It is about time that we write a blog article about the best startup book written this year – Founders at Work. (Disclaimer: the author, Jessica Livingston, is a friend of ours and a general partner at one of our investors, Y Combinator).
This book peers into the back stories behind many of the greatest startups of the last 30 years including Apple, PayPal, Excite, Yahoo! and more. The book is a collection of interviews with the founders of these companies. These interviews are particularly valuable to founders of new startups. They were to us. The interviews discuss situations we have already seen, circumstances we currently find ourselves in, and challenges we will face in the future.
One challenge Adam and I are currently working through is the process of hiring top notch developers. When you are trying to attract top talent, hiring isn’t an appropriate word; it is recruiting. A good lesson about recruiting or any negotiation is taken from Jessica’s interview with Joe Kraus.
I see way too many people give up in the startup world. They just give up too easily. Recruiting is a classic example. I don’t ever hear the first “no” that somebody says. When they say, “No, I’m not interested,” I think, “Now it’s a real challenge. Now’s when the tough part begins.” It’s hard to identify talent, but great people don’t look for jobs, great people are sold on jobs. And if they’re sold they’re going to say no at first. You have to win them over.

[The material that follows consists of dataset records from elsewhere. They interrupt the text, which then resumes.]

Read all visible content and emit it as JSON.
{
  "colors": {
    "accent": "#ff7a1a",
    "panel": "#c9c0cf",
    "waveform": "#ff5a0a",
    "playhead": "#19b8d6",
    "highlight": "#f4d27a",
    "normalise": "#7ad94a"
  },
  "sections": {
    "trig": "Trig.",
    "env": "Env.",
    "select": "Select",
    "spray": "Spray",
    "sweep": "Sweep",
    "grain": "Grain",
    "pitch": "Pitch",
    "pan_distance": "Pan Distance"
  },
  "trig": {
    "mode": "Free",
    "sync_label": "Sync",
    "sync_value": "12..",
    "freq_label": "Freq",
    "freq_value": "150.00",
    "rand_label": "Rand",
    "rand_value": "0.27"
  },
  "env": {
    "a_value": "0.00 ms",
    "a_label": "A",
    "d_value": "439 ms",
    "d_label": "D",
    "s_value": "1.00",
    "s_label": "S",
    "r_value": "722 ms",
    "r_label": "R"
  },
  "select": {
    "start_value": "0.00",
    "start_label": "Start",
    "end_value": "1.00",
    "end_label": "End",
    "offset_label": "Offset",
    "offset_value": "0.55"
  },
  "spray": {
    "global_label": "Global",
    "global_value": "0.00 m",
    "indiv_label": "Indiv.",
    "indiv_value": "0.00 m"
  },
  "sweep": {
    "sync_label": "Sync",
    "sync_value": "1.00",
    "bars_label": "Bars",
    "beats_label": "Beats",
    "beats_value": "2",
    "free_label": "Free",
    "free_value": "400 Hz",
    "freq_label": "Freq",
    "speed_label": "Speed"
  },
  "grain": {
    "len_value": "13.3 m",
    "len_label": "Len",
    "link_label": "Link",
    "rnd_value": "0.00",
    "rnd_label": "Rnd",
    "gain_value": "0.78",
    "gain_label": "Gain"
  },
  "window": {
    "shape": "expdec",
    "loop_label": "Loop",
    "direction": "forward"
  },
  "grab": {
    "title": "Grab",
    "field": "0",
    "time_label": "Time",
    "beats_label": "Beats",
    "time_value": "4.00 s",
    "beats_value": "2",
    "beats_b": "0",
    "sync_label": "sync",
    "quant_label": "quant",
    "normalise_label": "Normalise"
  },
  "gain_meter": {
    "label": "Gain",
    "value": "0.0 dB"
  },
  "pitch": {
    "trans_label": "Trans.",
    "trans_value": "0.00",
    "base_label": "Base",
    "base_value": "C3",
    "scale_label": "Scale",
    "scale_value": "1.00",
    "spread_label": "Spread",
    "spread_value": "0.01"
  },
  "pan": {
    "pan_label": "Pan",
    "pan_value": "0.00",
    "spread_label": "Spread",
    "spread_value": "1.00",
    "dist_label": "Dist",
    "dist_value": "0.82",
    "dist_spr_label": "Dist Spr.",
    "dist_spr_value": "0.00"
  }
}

Founders at Work also has an interview with James Hong, the founder of HotOrNot.com. I hung out with Hong at a SFBeta, a local web meetup, last week. I told him that I thought his interview was the most raw. Initially he wasn’t sure if I had complemented or criticized him, but after a bit of explanation he said “thanks.” I told him that I loved the story of how they solved their hosting problems by swinging a deal with Rackspace. He simply cold called the head of business development and said, “I know you guys want to go public and it’s great to get your name out. Your whole value proposition is that you can help companies scale fast by outsourcing. If you can help us, I have all these upcoming interviews, and we can be a poster child for you.” He got all the scalability he needed out of that deal.
Our friends at Justin.tv are having bandwidth problems on the mobile phone EVDO data network. They are spending tons of money streaming video over multiple EVDO cards. I told them the story of James’s deal with Rackspace and how I think that they should be the poster child for one of the large wireless carriers in exchange for some free bandwidth. Founders at Work is full of useful parables for the startup entrepreneur.
Silicon Valley is a tightly knit community. Of the thirty founders interviewed for this book, we have been lucky enough to have already met nine of them. We are lucky to have relationships with mentors who keep us headed in the right direction.